Now, I think it’s great that today’s teens are much more politically engaged than previous generations were at that age. But there’s a reason they’re not allowed to vote until 18 (which, the older I get, the more I think seems a bit young), and that reason is that teenagers are stupid. So while it’s great that they’re thinking about these things, I definitely don’t trust them to have the maturity and experience to reach well-reasoned conclusions about highly nuanced issues, and I definitely don’t want them voting on them.
But, thanks to Teen Vogue and their article “Why Sex Work is Real Work,” we’re well beyond that.
I actually had some hopes for this piece; I think there’s valid arguments to be made about the merits of the regulation afforded to decriminalized industries and the positive impact that could have on sex workers’ safety and health, and there’s certainly a discussion to be had about whether legalizing sex work might reduce human trafficking. But, alas, neither of those hyperlinks lead to Teen Vogue, because their garbage article covered nothing of value.
Instead, Dr. Tlaleng Mofokeng asks questions like, “I am a doctor, an expert in sexual health, but when you think about it, aren’t I a sex worker? And in some ways, aren’t we all?”
No, Dr. Mofokeng. You’re not. We’re not. We need to stop arbitrarily changing definitions and terminology to make actually harmful things sound harmless. Abortion isn’t about “reproductive rights,” it’s about destroying a life. “Sex work” isn’t any labor that has even the most tangential relationship with intercourse, it’s the exchange of money for services relating to sex and arousal.
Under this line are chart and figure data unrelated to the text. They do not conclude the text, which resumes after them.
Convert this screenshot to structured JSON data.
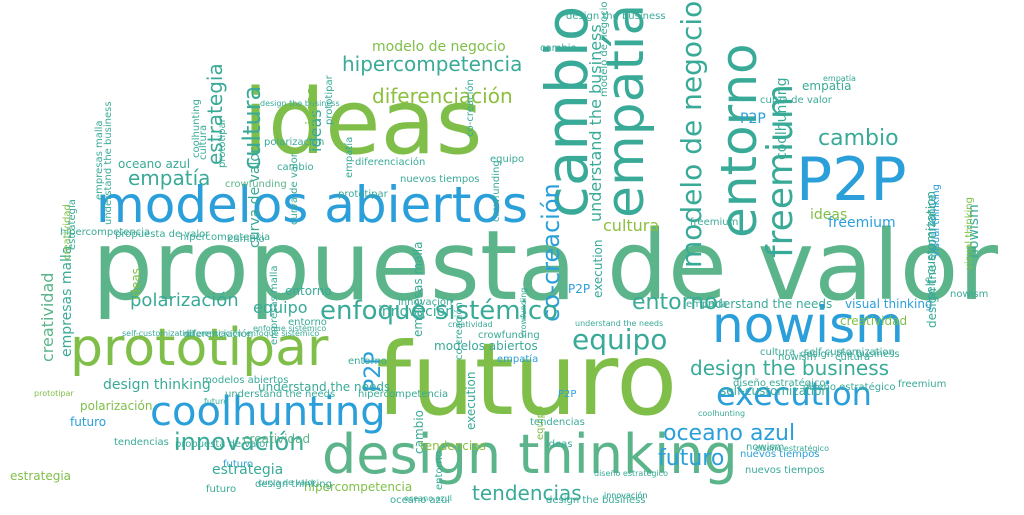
{
  "cloud": {
    "colors": {
      "blue": "#2b9fd9",
      "teal": "#3aaa98",
      "green": "#5bb48a",
      "lime": "#7fbf49",
      "olive": "#8cbf3f"
    },
    "words": [
      {
        "text": "propuesta de valor"
      },
      {
        "text": "futuro"
      },
      {
        "text": "ideas"
      },
      {
        "text": "P2P"
      },
      {
        "text": "modelos abiertos"
      },
      {
        "text": "design thinking"
      },
      {
        "text": "prototipar"
      },
      {
        "text": "nowism"
      },
      {
        "text": "cambio"
      },
      {
        "text": "empatía"
      },
      {
        "text": "entorno"
      },
      {
        "text": "coolhunting"
      },
      {
        "text": "freemium"
      },
      {
        "text": "execution"
      },
      {
        "text": "co-creación"
      },
      {
        "text": "modelo de negocio"
      },
      {
        "text": "enfoque sistémico"
      },
      {
        "text": "innovación"
      },
      {
        "text": "hipercompetencia"
      },
      {
        "text": "design the business"
      },
      {
        "text": "diferenciación"
      },
      {
        "text": "equipo"
      },
      {
        "text": "oceano azul"
      },
      {
        "text": "tendencias"
      },
      {
        "text": "futuro"
      },
      {
        "text": "polarización"
      },
      {
        "text": "cultura"
      },
      {
        "text": "estrategia"
      },
      {
        "text": "creatividad"
      },
      {
        "text": "cambio"
      },
      {
        "text": "empatía"
      },
      {
        "text": "P2P"
      },
      {
        "text": "modelo de negocio"
      },
      {
        "text": "entorno"
      },
      {
        "text": "equipo"
      },
      {
        "text": "ideas"
      },
      {
        "text": "empresas malla"
      },
      {
        "text": "understand the business"
      },
      {
        "text": "design thinking"
      },
      {
        "text": "crowfunding"
      },
      {
        "text": "visual thinking"
      },
      {
        "text": "self-customization"
      },
      {
        "text": "empatía"
      },
      {
        "text": "coolhunting"
      },
      {
        "text": "P2P"
      },
      {
        "text": "freemium"
      },
      {
        "text": "cultura"
      },
      {
        "text": "understand the needs"
      },
      {
        "text": "nowism"
      },
      {
        "text": "modelos abiertos"
      },
      {
        "text": "design the experience"
      },
      {
        "text": "ideas"
      },
      {
        "text": "estrategia"
      },
      {
        "text": "hipercompetencia"
      },
      {
        "text": "creatividad"
      },
      {
        "text": "futuro"
      },
      {
        "text": "polarización"
      },
      {
        "text": "modelo de negocio"
      },
      {
        "text": "tendencias"
      },
      {
        "text": "innovación"
      },
      {
        "text": "oceano azul"
      },
      {
        "text": "execution"
      },
      {
        "text": "curva de valor"
      },
      {
        "text": "self-customization"
      },
      {
        "text": "diseño estratégico"
      },
      {
        "text": "visual thinking"
      },
      {
        "text": "nowism"
      },
      {
        "text": "empatía"
      },
      {
        "text": "diseño estratégico"
      },
      {
        "text": "design the business"
      },
      {
        "text": "cambio"
      },
      {
        "text": "co-creación"
      },
      {
        "text": "nuevos tiempos"
      },
      {
        "text": "understand the needs"
      },
      {
        "text": "equipo"
      },
      {
        "text": "prototipar"
      },
      {
        "text": "crowfunding"
      },
      {
        "text": "entorno"
      },
      {
        "text": "cultura"
      },
      {
        "text": "curva de valor"
      },
      {
        "text": "empresas malla"
      },
      {
        "text": "cambio"
      },
      {
        "text": "entorno"
      },
      {
        "text": "execution"
      },
      {
        "text": "empatía"
      },
      {
        "text": "innovación"
      },
      {
        "text": "crowfunding"
      },
      {
        "text": "modelos abiertos"
      },
      {
        "text": "understand the needs"
      },
      {
        "text": "propuesta de valor"
      },
      {
        "text": "creatividad"
      },
      {
        "text": "tendencias"
      },
      {
        "text": "futuro"
      },
      {
        "text": "estrategia"
      },
      {
        "text": "hipercompetencia"
      },
      {
        "text": "oceano azul"
      },
      {
        "text": "innovación"
      },
      {
        "text": "diseño estratégico"
      },
      {
        "text": "self-customization"
      },
      {
        "text": "diferenciación"
      },
      {
        "text": "enfoque sistémico"
      },
      {
        "text": "ideas"
      },
      {
        "text": "nowism"
      },
      {
        "text": "cultura"
      },
      {
        "text": "freemium"
      },
      {
        "text": "P2P"
      },
      {
        "text": "nuevos tiempos"
      },
      {
        "text": "ideas"
      },
      {
        "text": "design the business"
      },
      {
        "text": "co-creación"
      },
      {
        "text": "prototipar"
      },
      {
        "text": "equipo"
      },
      {
        "text": "curva de valor"
      },
      {
        "text": "design the business"
      },
      {
        "text": "cambio"
      },
      {
        "text": "empatía"
      },
      {
        "text": "prototipar"
      },
      {
        "text": "propuesta de valor"
      },
      {
        "text": "cultura"
      },
      {
        "text": "coolhunting"
      },
      {
        "text": "hipercompetencia"
      },
      {
        "text": "empresas malla"
      },
      {
        "text": "understand the business"
      },
      {
        "text": "creatividad"
      },
      {
        "text": "estrategia"
      },
      {
        "text": "cambio"
      },
      {
        "text": "entorno"
      },
      {
        "text": "diferenciación"
      },
      {
        "text": "design thinking"
      },
      {
        "text": "self-customization"
      },
      {
        "text": "diferenciación"
      },
      {
        "text": "enfoque sistémico"
      },
      {
        "text": "creatividad"
      },
      {
        "text": "ideas"
      },
      {
        "text": "visual thinking"
      },
      {
        "text": "nowism"
      },
      {
        "text": "prototipar"
      },
      {
        "text": "polarización"
      },
      {
        "text": "futuro"
      },
      {
        "text": "tendencias"
      },
      {
        "text": "futuro"
      },
      {
        "text": "curva de valor"
      },
      {
        "text": "hipercompetencia"
      },
      {
        "text": "oceano azul"
      },
      {
        "text": "innovación"
      },
      {
        "text": "diseño estratégico"
      },
      {
        "text": "design the business"
      },
      {
        "text": "freemium"
      },
      {
        "text": "empatía"
      },
      {
        "text": "coolhunting"
      },
      {
        "text": "nuevos tiempos"
      },
      {
        "text": "understand the needs"
      },
      {
        "text": "P2P"
      },
      {
        "text": "crowfunding"
      },
      {
        "text": "empresas malla"
      },
      {
        "text": "entorno"
      }
    ]
  }
}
Let’s just, let’s keep that VERY CLEAR.
Further, in all her impassioned grandstanding about supporting “women’s rights, health rights, labor rights, and the litmus test for intersectional feminism” (side note: anyone using the term “intersectional feminism” unironically is someone I do not trust), Dr. Mofokeng conveniently ignores victims of human trafficking. Not that I’m an expert on the matter, but I feel like any argument about sex work that doesn’t exhaustively address those involved against their will by use of force, violence, kidnapping, rape, abuse, imprisonment, molestation, threat of death, injury, etc. etc. etc. is not an argument that deserves even a nanosecond of attention.
But you know who has a hard time reading between those lines?
Children. I.e., this publisher’s target demographic.
To understand this article without the analytical tools afforded by life experience, sex work is a bunch of strong, empowered women following their dreams despite the interference of pesky law enforcers. But, while there are certainly some such women in the sex work industry, it does not represent all of them, and I would venture to suggest it doesn’t even represent most of them. By hiding actual victims of sexual abuse and trafficking, Teen Vogue is not only depriving those individuals of their own narrative, but they’re also putting others at risk of falling into a similar story because they were led down a dishonest path.
Teen Vogue, this is unacceptable. Fix yourself.